The sun’s gone shine hangs the moon
in void like a skull stuck in tar;
it throws light at us
the way giants used to throw boulders
at travelers, in the place of possibilities
before the struck stone solidity
of streaming time.


Garbage Out

Now the bullshit stops
now the hunger-heart starts–
ashcan insincerity, old oranges
moldering blind in bins, boarded up
buildings blunted to the sun, the
creek rises out of alchemical
froth, up into the curbside haze.
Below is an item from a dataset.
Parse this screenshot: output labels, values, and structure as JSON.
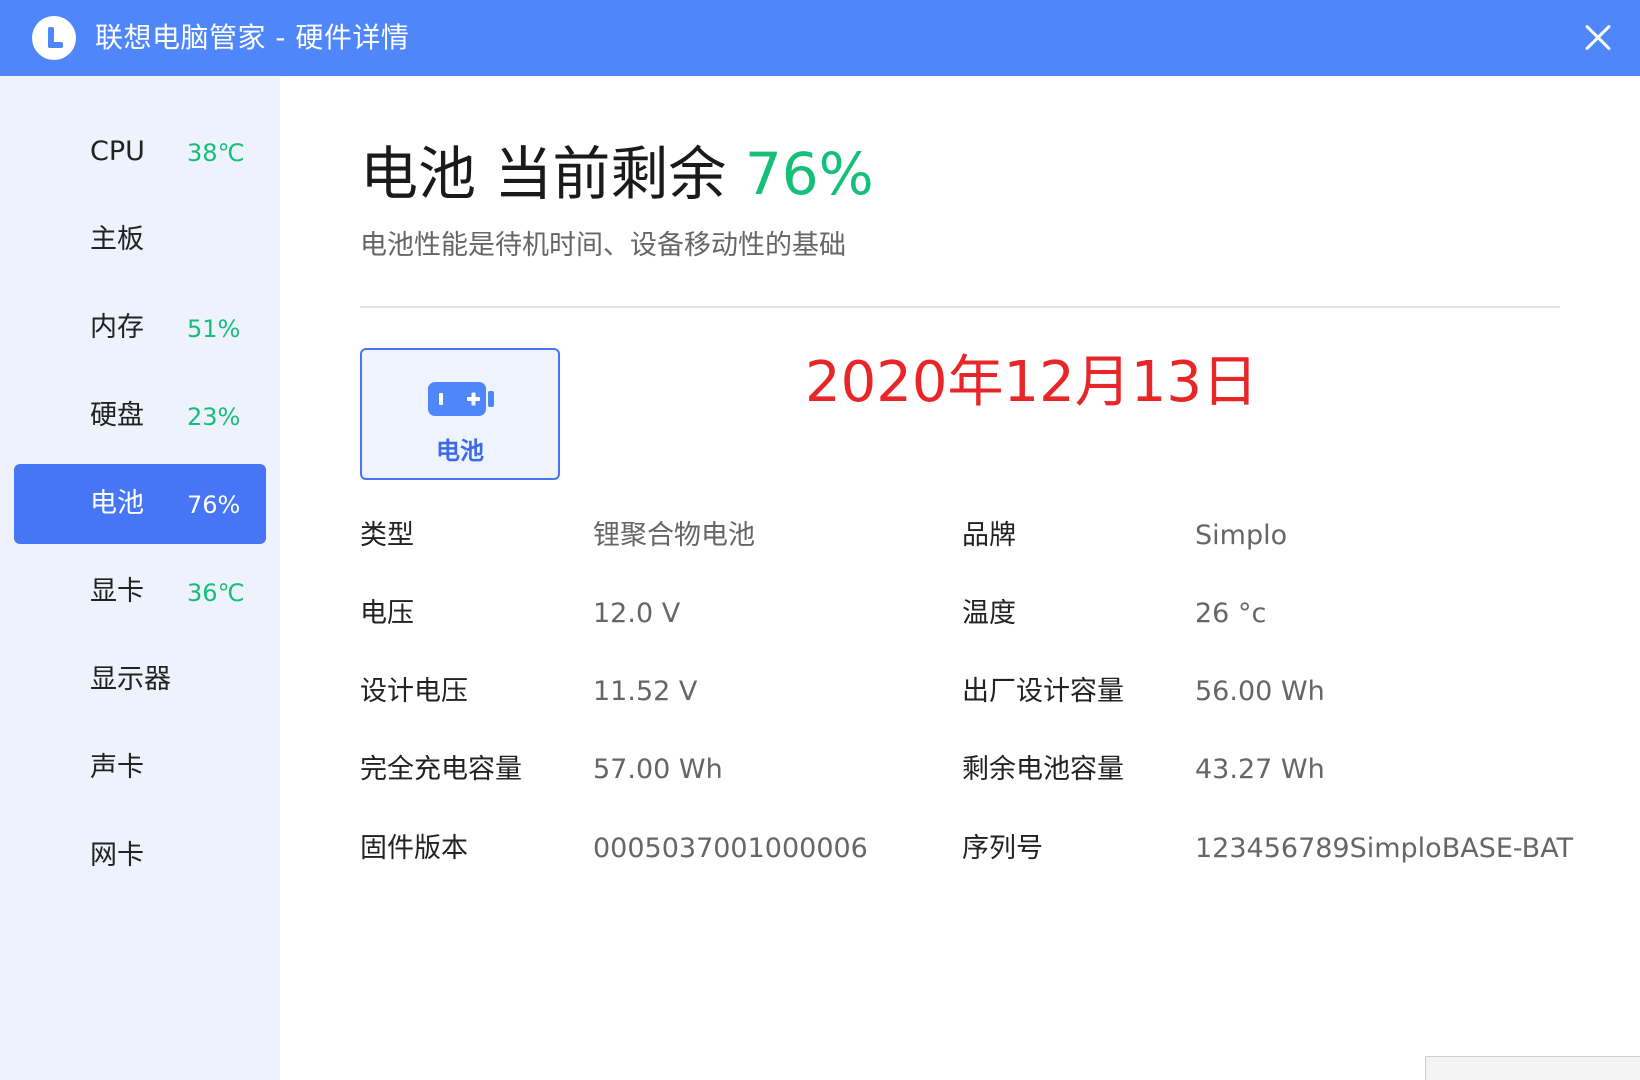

Phials
of liquid incense smashed on the sill
still can’t stop the stink.

Now the bullshit stops
now the art-itude barks
out over airwaves and down all-white walls
hung with product for fathers and mothers,
the mavens and pavers of Thee Market,
invisible hand in yer pants, invisible
misery dance, pinhead angel you pinhead angel you–
for the torturer’s salary you’ll
hang up your whips, set
that spatula down, leave the burning
grease to ripen and gel in the fire-butt pan.
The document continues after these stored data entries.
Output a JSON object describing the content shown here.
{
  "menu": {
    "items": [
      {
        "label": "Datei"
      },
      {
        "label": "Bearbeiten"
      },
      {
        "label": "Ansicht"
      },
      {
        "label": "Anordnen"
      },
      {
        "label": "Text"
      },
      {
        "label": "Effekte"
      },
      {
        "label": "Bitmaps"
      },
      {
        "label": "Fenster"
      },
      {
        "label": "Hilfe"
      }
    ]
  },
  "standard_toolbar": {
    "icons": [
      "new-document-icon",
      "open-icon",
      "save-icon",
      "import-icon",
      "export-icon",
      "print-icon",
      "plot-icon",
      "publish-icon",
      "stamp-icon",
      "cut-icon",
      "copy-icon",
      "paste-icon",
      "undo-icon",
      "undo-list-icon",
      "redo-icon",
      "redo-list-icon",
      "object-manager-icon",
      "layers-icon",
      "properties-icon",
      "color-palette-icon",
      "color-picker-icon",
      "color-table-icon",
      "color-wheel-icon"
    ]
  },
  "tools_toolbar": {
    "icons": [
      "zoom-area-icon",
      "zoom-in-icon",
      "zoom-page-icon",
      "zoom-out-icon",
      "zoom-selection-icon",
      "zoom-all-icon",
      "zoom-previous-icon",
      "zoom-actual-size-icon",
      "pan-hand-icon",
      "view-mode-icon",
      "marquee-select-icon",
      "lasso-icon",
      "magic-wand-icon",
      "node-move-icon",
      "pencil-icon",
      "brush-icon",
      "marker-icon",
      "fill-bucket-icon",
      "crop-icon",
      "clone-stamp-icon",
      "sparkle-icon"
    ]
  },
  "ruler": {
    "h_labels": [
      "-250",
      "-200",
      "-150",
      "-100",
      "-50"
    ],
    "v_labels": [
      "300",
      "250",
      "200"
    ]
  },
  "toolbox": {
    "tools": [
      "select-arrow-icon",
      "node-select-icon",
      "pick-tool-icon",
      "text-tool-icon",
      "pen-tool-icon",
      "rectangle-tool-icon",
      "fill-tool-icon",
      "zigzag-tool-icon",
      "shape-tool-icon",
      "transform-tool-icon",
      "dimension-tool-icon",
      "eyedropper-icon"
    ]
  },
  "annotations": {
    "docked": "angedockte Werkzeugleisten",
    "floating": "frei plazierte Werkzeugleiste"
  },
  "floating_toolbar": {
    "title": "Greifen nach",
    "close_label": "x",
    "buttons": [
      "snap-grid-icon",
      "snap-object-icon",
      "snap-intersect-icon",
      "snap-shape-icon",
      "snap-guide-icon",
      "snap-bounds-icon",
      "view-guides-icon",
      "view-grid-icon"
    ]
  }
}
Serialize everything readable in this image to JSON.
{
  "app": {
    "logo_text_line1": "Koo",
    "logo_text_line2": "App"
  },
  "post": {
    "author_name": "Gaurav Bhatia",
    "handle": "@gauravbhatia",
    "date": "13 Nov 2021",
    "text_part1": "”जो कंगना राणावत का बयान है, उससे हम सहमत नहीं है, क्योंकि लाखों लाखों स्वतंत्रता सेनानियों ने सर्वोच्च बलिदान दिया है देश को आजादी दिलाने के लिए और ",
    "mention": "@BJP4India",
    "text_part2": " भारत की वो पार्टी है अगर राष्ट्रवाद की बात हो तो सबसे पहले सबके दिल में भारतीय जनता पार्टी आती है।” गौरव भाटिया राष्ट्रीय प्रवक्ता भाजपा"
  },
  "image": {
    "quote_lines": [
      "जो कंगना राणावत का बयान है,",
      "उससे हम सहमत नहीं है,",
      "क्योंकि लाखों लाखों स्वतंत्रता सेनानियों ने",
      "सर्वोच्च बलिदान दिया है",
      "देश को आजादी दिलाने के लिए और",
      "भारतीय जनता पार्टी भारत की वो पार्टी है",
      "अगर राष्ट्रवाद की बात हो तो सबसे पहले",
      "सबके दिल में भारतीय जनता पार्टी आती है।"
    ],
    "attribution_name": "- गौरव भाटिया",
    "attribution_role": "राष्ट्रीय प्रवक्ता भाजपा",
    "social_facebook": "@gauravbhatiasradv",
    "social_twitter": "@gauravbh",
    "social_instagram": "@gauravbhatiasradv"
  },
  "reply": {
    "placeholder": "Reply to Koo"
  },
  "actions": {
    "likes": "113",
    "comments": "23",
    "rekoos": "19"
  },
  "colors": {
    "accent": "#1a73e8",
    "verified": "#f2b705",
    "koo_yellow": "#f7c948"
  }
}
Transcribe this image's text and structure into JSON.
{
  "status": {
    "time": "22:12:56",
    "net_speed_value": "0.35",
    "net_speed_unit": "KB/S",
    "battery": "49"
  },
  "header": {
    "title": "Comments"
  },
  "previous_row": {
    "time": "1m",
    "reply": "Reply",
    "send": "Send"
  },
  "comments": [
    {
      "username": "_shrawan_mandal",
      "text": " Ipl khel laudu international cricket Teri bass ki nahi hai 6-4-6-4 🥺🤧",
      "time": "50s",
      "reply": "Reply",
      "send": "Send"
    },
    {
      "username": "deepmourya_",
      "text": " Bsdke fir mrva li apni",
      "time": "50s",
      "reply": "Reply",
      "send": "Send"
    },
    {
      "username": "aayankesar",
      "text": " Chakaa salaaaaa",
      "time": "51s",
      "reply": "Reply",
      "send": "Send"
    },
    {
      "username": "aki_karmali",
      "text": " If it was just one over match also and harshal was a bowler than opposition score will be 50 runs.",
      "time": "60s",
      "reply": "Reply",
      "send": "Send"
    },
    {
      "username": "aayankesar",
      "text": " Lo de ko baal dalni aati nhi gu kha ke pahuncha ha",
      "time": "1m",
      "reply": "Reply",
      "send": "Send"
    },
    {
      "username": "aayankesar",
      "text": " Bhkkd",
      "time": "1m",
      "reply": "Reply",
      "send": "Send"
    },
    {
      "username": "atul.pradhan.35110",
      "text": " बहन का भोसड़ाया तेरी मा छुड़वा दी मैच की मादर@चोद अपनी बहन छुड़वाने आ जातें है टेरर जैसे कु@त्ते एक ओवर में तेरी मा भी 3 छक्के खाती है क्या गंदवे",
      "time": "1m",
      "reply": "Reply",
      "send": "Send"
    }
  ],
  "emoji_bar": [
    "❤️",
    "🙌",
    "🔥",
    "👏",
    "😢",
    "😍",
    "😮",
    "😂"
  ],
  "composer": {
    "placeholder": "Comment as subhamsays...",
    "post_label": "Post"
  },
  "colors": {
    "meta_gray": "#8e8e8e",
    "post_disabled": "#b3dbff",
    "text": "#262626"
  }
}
Fear is the mandrake drunk
on rot, the fella yellin’ from holler to
hill, dreaming shotguns, machetes, beartraps
in the corn. Blood on the silk and rust at the roots,
the erotic ears once tipped skyward from stalk,
straining to catch the manflowers’ dust,
now snatched off, stem-broke, their
pebbled fruit grounded on and under
the pumpkin leaves, fodder
for deer and raccoon.

I am over. City and mountain
met once and made me, bald outland,
suburb of knobs and secrets, cul de
sac face and fill-dirt parts, this is
the end. All magic plans break. The
skinny mushroom genitalia, mold-bloom
fur and stump teeth of me, my parents’
Golem, Golgothic rocket-monkey
to the future, some hellbender’s
New Model Man—
not.


Fall

The flowers
fall to pieces
on the kitchen counter
where windowglass and water take light’s play
with their shapes’ shade and twist it in
the crystal vase
to a slow-tracked blaze
of whitehot feathers, rainbow waves and
blue-gray cubist figures.

Asiatic lilies
they are
rootless beauties
no doubt hot-housed in Colombia,
cut carried and hauled by all manner of hands
before making their brief scene
in the supermarket down the street,
where they snared your gaze
with their petalled splays
and caught
some of your cash for the corporation

whose careful
A/C aisles—
laid out with purpose
as exact as the lines of French colonials
ferreting furs from the snow-choked
wastes left in the passing of the
Onkwehonwe’s great green northern gardens—

were sure
to show
you just that
vision of captive beauty, chaste
in paper and plastic swaddle, that
we have been trained since childhood
to hold as a high ideal of Nature’s art,

sex-notes
plucked and stuck
for a few days’ extra
display
by jet-power, petrochemical alchemy and
sweet poison, the secret bloom of the union maids’
blood on their birthsoil, blood of mothers whose
nations lost their great green tropic gardens
Oh, many ages ago,
who now sweat in the furrows the compradors
keep for their masters, the international
investment set.

They are old now,
your flowers,
arrived at the end
of that brief term
by which the age of blossoms is measured,
and I have taken to pruning out
drooped and shrivel-lipped heads
these last two mornings.

The counter
where
the crystal-caught
sun’s image burns
is spattered with pollen from their furred stamens,
the petals themselves
and even the captive water
stained a bitter orange
as of saffron or turmeric,
and the stiff pistils’ sugarwet tips, still
straining for some moth or bee’s busy
brush, are pitiful to behold.

Another day,
maybe two,
and they
will all be gone, deadheaded and
limp-leafed, tossed
with the trash for the men
who come, grim-faced with morning,
every Wednesday
to collect.


J. N. Fishhawk is a poet, writer and agitator originally from the swamplands of Florida, temporarily relocated to the Mid-Atlantic swamplands near Washington, D.C. His work has appeared in Devil’s Advocate, StrongVerse, Bacopa, and Half Drunk Muse, among other print and online publications. He is the author of two published chapbooks of poems, Virus, Pt. 1: I Infest Yer Consciousness (Dreaming God Productions, Atlanta, GA, 1994) and Gone (Ghost Dog Press, Ann Arbor, MI, 2005).